The Incorporation of Arc Boundaries and Stick/Slip Friction in a Rule-Based Simulation Algorithm for Dynamic Mechanical Systems with Changing Topologies

[+] Author and Article Information
Inhwan Han

Department of Mechanical Design and Production Engineering, Hong-Ik University, Chungnam 339-800, Rep. of Korea

B. J. Gilmore

High Speed Machinery Laboratory, Department of Mechanical Engineering, The Pennsylvania State University, University Park, PA 16802

M. M. Ogot

Department of Mechanical and Aerospace Engineering, Rutgers University, Piscataway, NJ 08855

J. Mech.
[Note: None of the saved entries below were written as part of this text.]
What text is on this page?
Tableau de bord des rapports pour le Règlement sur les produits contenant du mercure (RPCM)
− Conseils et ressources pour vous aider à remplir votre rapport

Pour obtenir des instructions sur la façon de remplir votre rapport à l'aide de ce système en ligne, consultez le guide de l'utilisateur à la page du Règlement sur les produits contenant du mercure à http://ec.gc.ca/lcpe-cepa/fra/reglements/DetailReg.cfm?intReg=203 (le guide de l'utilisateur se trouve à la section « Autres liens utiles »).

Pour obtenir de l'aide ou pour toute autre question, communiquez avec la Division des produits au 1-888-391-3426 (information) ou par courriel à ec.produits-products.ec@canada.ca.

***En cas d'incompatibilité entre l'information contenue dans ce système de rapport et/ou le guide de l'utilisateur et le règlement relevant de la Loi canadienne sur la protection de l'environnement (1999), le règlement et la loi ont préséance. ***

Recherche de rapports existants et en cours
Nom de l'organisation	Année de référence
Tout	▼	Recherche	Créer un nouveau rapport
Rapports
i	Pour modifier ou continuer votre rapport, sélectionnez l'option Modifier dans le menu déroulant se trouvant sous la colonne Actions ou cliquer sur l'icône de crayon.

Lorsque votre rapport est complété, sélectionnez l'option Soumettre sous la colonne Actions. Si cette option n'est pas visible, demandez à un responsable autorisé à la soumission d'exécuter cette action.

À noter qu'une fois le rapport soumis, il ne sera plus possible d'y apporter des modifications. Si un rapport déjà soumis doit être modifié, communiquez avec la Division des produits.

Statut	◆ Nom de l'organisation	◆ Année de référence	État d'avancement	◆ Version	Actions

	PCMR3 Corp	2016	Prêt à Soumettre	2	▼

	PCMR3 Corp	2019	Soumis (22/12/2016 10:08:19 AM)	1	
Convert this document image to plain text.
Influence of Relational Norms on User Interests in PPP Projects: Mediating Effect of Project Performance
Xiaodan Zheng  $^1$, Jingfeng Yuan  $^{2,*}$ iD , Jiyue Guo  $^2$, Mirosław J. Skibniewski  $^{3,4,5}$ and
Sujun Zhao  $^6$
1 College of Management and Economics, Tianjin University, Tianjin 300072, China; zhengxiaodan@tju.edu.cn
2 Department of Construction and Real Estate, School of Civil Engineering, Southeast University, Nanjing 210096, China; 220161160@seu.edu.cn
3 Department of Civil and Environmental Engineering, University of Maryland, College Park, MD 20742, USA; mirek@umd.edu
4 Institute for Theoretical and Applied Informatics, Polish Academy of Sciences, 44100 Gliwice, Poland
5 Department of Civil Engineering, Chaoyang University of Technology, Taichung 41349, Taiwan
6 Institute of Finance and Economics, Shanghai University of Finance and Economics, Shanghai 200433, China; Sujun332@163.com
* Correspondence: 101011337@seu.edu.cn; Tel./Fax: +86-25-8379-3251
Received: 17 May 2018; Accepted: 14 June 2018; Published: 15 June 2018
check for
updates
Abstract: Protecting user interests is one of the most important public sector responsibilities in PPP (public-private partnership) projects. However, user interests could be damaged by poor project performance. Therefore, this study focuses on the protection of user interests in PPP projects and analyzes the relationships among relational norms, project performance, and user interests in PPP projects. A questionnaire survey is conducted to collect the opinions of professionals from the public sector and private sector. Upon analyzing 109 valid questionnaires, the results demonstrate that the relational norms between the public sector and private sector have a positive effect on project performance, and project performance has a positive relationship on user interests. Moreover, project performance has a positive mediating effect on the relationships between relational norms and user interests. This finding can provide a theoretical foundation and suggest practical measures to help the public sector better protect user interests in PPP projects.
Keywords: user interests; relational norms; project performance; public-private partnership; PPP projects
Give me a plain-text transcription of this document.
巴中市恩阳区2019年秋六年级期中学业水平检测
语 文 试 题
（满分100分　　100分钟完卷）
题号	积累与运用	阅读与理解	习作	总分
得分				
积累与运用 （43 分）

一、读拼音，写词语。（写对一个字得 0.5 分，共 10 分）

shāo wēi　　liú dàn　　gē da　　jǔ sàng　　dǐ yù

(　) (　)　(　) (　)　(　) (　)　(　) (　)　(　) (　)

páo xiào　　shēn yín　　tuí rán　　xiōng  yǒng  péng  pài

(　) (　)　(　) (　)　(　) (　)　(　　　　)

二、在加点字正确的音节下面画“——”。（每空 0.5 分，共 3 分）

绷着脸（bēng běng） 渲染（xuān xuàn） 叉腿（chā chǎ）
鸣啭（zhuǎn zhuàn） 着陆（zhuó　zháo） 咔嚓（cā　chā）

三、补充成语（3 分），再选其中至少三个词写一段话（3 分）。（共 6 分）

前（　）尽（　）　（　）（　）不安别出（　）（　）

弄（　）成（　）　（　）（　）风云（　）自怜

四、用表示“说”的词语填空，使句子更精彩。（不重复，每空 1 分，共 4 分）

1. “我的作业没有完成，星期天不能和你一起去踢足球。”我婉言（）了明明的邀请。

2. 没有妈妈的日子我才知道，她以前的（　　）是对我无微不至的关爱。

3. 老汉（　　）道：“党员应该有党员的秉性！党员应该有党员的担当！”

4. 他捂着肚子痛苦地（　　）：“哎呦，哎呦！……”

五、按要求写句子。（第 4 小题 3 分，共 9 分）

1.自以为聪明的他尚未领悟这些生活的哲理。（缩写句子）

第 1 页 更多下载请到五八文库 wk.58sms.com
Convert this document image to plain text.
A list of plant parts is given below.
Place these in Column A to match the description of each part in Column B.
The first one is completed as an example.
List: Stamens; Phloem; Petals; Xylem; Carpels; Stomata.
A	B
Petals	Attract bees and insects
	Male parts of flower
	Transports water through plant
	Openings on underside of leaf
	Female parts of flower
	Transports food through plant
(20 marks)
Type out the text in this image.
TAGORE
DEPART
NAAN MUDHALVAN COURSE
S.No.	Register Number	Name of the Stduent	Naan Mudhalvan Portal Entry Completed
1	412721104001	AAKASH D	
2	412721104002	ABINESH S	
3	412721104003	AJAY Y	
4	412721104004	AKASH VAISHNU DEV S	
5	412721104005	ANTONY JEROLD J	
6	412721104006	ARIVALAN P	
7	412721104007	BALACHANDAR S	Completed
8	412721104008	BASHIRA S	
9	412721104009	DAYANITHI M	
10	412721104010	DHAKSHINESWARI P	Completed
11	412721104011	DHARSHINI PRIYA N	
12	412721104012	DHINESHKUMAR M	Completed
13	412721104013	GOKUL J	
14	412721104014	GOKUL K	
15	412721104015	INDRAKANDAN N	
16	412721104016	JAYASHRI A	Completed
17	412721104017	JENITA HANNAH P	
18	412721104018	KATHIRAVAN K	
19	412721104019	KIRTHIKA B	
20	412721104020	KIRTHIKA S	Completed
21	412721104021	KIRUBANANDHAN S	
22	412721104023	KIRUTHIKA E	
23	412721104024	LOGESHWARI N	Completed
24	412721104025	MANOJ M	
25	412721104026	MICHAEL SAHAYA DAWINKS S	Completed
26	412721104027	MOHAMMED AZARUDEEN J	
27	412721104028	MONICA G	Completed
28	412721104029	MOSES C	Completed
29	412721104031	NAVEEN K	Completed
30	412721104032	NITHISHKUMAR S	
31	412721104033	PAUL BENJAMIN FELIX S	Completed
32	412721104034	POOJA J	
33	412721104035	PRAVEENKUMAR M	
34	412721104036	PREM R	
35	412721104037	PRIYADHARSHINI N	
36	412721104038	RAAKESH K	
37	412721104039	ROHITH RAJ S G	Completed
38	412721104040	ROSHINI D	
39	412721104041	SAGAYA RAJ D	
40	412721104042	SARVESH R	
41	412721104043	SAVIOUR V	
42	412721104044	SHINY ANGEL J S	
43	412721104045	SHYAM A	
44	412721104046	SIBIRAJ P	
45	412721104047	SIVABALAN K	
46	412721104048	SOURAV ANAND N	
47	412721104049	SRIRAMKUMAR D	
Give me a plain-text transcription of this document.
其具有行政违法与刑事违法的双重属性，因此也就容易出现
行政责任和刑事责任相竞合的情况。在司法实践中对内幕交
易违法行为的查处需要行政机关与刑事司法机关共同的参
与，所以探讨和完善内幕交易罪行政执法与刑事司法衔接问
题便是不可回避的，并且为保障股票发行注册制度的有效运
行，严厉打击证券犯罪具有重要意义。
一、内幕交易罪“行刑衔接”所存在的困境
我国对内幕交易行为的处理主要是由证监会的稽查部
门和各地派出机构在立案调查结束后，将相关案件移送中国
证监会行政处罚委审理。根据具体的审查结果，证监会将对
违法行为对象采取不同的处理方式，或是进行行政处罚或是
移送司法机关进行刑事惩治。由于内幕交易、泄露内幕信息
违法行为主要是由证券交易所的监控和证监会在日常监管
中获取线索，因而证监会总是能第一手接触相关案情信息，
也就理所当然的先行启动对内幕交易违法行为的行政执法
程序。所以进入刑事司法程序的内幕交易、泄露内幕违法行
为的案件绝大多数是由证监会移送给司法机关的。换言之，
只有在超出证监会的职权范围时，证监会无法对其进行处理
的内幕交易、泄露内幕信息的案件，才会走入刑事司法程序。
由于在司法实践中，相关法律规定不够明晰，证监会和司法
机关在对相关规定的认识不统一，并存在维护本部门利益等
Des 115(3), 423-434 (Sep 01, 1993) (12 pages) doi:10.1115/1.2919207 History: Received February 01, 1991; Online June 02, 2008

Abstract

Many dynamic mechanical systems, such as parts-feeders and percussive power tools, are described by equations of motion which are discontinuous. The discontinuities result from kinematic constraint changes which are difficult to foresee, especially in presence of impact and friction. A simulation algorithm for these types of systems must be able to algorithmically predict and detect the kinematic constraint changes without any prior knowledge of the system’s motion. This paper presents a rule-based approach to the prediction and detection of kinematic constraint changes between bodies with arc and line boundaries. A new type of constraint change, constraint exchange, is characterized. When arc contact exists, stick/slip friction is the difference between pure rolling and rolling with slip. Therefore, stick/slip friction is included in the algorithm. A force constraint is applied to the equations of motion when additional kinematic constraints due to friction would render the coefficient matrix singular. The efficacy of the rule-based simulation algorithm as a design tool is demonstrated through the design and experimental validation of a parts-feeder. The parts-feeder design is validated through two means: (1) a frame-by frame comparison of simulation results with the part motion recorded by high speed video and (2) actual testing.